Throughout the novel, the everyman refers to himself and his choices of behavior as average. For example, when he leaves his first marriage for Phoebe, the everyman says that he had never seen himself as other than average. Later, when the everyman begins to have affairs during his second marriage he is startled by his own adulterous behavior, believing it is something against normal morality. The everyman considers suffering from pain and illness, feelings of helplessness, and experiencing relationship failures as average and typical. The idea that a person’s life or experiences are in some way typical is not confined to the everyman. Millicent Kramer tells him that there is that there is nothing special about her story, and that he must have a story of his own. In fact, we are reading his story. The fact that Roth chooses to focus Everyman squarely on one man’s average life elevates the average into something worthy of consideration.

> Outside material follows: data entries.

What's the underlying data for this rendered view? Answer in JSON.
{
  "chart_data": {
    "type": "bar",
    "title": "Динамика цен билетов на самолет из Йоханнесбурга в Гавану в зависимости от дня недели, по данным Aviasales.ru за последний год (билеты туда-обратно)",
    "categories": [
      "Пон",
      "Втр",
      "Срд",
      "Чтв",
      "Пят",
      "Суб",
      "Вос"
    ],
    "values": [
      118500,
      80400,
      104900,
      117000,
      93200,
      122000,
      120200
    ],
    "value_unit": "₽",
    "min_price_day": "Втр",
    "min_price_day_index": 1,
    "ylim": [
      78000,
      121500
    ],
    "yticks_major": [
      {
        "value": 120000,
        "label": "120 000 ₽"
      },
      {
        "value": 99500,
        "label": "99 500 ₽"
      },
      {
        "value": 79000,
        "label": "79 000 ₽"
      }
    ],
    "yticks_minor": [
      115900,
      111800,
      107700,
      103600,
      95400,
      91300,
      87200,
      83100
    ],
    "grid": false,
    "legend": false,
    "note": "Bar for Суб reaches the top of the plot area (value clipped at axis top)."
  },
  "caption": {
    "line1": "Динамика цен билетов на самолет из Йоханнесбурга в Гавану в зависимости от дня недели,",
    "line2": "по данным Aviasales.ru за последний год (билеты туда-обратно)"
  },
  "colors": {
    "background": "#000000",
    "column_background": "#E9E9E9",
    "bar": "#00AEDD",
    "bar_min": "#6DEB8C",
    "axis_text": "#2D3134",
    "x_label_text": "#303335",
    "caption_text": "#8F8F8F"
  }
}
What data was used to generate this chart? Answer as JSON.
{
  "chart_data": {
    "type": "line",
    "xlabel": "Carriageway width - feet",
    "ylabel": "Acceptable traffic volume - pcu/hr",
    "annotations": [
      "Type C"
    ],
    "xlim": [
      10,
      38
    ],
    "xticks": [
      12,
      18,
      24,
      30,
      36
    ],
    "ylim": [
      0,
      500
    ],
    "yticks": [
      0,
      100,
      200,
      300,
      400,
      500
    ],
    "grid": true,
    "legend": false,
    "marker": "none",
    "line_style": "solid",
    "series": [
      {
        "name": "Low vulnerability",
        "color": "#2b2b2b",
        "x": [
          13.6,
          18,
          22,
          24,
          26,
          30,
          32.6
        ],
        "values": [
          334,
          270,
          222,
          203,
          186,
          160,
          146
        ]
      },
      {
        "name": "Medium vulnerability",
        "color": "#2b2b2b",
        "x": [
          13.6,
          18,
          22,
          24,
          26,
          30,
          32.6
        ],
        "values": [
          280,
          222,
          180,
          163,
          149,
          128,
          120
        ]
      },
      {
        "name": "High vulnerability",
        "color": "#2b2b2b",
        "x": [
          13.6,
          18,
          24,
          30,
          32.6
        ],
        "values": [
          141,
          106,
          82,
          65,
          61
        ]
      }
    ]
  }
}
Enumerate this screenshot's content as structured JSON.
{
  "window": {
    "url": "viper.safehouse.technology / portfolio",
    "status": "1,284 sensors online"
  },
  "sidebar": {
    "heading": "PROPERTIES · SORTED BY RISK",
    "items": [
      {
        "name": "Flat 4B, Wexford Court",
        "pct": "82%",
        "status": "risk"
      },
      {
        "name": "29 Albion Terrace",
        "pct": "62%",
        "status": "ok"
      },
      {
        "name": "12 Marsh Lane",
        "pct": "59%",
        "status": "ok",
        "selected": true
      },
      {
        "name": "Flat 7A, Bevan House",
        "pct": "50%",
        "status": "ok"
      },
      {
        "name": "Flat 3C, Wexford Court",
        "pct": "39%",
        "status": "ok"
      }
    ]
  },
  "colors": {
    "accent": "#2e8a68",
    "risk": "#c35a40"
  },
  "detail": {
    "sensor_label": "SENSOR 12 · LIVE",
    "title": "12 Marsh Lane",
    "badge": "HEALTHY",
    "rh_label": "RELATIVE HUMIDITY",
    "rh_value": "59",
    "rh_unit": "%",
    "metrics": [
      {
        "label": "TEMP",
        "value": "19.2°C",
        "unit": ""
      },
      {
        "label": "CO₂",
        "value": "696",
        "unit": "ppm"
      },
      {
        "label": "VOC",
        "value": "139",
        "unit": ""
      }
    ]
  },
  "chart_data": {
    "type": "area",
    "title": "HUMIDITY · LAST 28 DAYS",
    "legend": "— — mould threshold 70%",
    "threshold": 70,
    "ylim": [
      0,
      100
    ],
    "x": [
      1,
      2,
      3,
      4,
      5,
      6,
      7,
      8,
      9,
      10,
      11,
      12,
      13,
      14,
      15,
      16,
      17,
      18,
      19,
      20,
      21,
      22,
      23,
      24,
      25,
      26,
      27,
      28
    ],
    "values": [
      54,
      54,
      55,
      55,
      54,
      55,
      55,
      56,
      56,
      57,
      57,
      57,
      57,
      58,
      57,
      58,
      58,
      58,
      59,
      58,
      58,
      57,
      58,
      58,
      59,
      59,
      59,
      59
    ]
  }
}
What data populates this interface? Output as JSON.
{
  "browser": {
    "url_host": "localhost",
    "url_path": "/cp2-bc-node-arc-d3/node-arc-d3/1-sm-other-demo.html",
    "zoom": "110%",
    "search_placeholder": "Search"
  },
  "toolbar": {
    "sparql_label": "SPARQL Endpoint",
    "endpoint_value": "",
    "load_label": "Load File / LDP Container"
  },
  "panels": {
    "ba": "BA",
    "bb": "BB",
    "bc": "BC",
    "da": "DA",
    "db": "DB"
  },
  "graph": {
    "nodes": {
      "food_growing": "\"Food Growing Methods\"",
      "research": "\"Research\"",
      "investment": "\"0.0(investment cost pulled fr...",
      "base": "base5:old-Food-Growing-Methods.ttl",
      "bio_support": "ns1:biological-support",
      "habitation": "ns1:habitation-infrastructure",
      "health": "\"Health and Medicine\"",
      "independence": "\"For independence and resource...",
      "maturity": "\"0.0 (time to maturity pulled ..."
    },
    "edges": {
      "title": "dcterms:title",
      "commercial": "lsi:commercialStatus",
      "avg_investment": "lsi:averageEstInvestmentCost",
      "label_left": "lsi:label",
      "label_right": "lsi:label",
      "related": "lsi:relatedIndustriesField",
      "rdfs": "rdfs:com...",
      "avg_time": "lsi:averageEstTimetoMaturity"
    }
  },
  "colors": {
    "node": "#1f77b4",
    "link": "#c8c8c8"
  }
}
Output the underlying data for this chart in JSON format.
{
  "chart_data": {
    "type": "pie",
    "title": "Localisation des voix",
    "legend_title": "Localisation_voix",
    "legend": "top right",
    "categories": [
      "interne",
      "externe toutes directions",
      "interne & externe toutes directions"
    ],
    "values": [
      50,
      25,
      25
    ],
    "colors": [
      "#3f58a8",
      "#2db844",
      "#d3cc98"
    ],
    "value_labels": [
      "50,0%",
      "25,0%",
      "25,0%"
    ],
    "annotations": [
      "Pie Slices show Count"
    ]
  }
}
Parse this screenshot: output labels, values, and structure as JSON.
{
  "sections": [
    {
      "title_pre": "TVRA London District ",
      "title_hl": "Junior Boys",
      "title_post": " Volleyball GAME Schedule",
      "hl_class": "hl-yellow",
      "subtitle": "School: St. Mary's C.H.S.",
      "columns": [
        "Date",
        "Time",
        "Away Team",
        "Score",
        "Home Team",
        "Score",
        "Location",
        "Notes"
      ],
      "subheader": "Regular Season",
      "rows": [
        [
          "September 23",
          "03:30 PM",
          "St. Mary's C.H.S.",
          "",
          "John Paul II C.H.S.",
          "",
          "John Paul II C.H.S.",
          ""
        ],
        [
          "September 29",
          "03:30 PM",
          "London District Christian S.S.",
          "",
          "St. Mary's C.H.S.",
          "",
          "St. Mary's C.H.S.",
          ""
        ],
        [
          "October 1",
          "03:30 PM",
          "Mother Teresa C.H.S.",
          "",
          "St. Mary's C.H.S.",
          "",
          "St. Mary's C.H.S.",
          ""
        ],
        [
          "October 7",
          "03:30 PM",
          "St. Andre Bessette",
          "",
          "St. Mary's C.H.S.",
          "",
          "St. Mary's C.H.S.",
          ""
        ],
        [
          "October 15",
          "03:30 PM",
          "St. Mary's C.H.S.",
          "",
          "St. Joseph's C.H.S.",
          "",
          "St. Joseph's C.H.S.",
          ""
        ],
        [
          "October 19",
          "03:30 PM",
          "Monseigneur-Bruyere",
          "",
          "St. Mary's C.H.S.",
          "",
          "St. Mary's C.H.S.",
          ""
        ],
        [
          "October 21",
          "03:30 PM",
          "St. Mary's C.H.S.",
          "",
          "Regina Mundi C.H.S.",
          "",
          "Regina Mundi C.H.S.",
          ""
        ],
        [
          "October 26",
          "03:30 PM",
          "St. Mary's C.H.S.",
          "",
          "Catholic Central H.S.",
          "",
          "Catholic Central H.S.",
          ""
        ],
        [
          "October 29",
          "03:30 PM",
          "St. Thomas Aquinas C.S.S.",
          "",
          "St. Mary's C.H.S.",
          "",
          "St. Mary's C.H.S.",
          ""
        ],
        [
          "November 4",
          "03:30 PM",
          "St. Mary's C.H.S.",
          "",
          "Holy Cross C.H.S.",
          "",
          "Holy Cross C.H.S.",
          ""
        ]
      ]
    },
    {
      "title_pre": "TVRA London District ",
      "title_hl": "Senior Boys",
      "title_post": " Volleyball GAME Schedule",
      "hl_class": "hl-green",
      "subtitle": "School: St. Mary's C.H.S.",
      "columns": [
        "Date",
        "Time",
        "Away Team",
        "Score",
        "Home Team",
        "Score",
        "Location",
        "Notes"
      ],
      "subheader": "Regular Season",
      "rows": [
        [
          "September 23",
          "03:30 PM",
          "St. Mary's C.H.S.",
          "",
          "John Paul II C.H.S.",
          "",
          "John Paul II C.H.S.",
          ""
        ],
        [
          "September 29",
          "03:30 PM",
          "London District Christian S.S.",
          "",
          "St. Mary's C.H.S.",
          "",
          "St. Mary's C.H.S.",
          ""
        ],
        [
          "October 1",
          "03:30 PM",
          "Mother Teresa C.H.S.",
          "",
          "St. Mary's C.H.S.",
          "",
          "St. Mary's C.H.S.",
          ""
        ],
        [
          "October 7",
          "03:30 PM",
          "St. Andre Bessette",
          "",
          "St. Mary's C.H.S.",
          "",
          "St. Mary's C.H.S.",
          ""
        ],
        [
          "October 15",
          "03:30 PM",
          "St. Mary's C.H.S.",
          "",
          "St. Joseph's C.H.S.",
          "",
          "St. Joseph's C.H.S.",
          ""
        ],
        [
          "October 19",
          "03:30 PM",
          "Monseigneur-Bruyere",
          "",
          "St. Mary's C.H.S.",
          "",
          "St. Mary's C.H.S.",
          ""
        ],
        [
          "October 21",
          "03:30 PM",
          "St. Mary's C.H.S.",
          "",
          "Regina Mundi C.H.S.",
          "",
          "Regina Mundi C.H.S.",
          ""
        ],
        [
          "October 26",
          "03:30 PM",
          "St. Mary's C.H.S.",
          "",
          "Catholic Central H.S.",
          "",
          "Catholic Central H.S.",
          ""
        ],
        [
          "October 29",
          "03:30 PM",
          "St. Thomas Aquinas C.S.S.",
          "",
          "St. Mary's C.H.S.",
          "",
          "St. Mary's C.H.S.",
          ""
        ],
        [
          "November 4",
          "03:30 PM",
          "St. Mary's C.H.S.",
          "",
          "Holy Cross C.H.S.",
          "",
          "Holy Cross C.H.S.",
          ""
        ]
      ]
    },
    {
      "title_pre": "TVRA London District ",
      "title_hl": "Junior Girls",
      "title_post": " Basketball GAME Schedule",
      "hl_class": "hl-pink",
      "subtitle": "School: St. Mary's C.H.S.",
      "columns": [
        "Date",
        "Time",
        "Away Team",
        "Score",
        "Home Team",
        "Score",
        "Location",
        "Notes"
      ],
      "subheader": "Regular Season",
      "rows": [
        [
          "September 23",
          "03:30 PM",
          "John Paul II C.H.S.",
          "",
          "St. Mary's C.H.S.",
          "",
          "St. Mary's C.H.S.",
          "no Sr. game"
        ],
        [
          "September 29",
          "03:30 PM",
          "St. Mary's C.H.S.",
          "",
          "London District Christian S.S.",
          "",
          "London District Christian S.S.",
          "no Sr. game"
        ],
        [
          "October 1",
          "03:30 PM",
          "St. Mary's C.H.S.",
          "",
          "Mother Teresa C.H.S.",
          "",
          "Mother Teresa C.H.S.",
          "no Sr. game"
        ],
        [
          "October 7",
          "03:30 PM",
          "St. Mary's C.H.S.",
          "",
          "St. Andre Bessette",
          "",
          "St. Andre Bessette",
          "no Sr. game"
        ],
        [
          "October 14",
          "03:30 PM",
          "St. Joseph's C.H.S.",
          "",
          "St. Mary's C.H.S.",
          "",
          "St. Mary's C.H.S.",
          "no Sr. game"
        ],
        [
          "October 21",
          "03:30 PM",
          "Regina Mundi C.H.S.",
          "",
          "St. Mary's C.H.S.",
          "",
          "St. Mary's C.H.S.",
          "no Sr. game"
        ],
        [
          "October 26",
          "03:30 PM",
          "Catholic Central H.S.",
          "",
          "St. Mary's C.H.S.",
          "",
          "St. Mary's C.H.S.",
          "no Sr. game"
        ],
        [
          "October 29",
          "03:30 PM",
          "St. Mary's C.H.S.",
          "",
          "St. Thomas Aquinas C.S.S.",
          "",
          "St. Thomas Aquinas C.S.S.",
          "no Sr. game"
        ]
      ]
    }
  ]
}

Early in the novel, Howie, the everyman’s brother, recounts their childhood together, establishing the everyman’s character but also anchoring the novel in the past. Old age is positioned as an empty time in which all one can do is look back in pain at what has been lost, enhancing one’s loneliness. An example of this is how the everyman believes that love and companionship, which were common in his past, will be forever more absent from his life in old age. Alternatively, nostalgia is a way for the everyman to deal with the emptiness of his final days by thinking of better days and the pleasures he had experienced. In a sense, the whole book is nostalgic, in that most of the narrative deals with looking back on a life that is already completed and finished before the opening of the novel.

Familial relationships

Everyman is concerned with its protagonist’s passage through life focusing partly on how he is viewed by and has behaved towards his family. The central relationships of the novel are with Howie, ever-loyal and loving older brother, Nancy, the pure and hopeful daughter, and the women who have been present at the everyman’s various operations and post-operation recoveries. These women include the everyman’s mother, his wives, and the nurse with whom he has an affair. The everyman’s sons Randy and Lonny take a deeply negative view of their father, contrary to how the everyman sees himself, although their views and characters are only lightly referenced in the novel. Most of the everyman’s blood relatives serve as a comforting presence in his life. In contrast, most of his romantic partners fulfil his sexual needs but fail to understand him or are failed by him. Out of the lovers, only Phoebe, with her individual capacity for understanding, is able to retain a relationship beyond the broken bonds of the marital relationship. She is the closest the everyman comes to a successful chosen family member.